On the other hand, selenium cathode materials of the same group as sulfur have also attracted much attention in recent years. The research group developed a new salt baking method to pour selenium into porous carbon, which prevents the protection of inert gas or vacuum atmosphere, and to some extent prevents the temperature fluctuation during the heating process, which is conducive to pouring molten selenium into porous carbon, so that the proportion of active Se in Se/C composites is reduced from 36&ndash previously reported; 54% to 72%. The prepared Se/C composite showed excellent lithium storage performance: the capacity retention rate reached 95.7% after 1000 cycles at 1C. In the test of Na-Se battery, Se/C composite still showed good cycle stability. The salt baking method proposed by the research group can not only be used as a universal method to pour other low melting point materials into porous carbon substrate materials, but also is simple and easy to operate, which is conducive to expanding production and is expected to promote the further development of Li-Se, Na-Se and other related batteries. The relevant results were recently published in Advanced Functional Materials, and were selected as the highlight research report by MaterialsViewChina under Wiley.
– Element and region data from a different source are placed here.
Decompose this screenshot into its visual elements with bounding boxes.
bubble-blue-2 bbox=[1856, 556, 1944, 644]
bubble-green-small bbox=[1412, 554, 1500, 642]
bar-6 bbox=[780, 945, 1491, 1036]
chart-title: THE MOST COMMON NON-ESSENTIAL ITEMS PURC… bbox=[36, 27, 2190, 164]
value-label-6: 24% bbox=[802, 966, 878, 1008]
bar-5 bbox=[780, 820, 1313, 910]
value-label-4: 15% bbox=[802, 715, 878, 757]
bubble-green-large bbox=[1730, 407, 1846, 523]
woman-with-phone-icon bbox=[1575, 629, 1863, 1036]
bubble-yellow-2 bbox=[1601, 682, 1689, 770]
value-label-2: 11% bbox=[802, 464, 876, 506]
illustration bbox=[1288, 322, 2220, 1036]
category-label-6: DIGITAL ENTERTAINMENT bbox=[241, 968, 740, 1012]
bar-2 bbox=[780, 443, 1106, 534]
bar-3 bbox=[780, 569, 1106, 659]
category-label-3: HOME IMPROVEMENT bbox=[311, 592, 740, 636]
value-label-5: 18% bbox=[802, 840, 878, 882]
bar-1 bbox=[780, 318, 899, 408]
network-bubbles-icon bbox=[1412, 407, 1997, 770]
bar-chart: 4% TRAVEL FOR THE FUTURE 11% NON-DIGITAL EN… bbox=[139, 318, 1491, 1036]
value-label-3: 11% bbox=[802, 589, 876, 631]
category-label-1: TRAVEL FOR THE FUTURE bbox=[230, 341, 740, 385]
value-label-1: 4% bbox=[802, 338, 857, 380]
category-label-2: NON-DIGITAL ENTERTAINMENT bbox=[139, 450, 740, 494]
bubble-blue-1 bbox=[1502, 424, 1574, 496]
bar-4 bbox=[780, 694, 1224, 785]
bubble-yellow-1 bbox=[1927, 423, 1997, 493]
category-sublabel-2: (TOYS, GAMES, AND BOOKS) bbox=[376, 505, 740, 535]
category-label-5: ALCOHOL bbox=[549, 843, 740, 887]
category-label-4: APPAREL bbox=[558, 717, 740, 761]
The first author of the paper is Li Xiaona, a postdoctoral fellow of the research group.(Lithium - Ion Battery Equipment)
In addition, the research group also developed the ice-bath method to prepare graphene-coated selenium/polyaniline core-shell structure nanowires with excellent performance, which broke the previous idea of fusing Se into porous carbon for the first time, and combined the common use of graphene's high conductivity, unique conductive polyaniline shell and one-dimensional structure of selenium nanowires, making the composite show good electrochemical performance.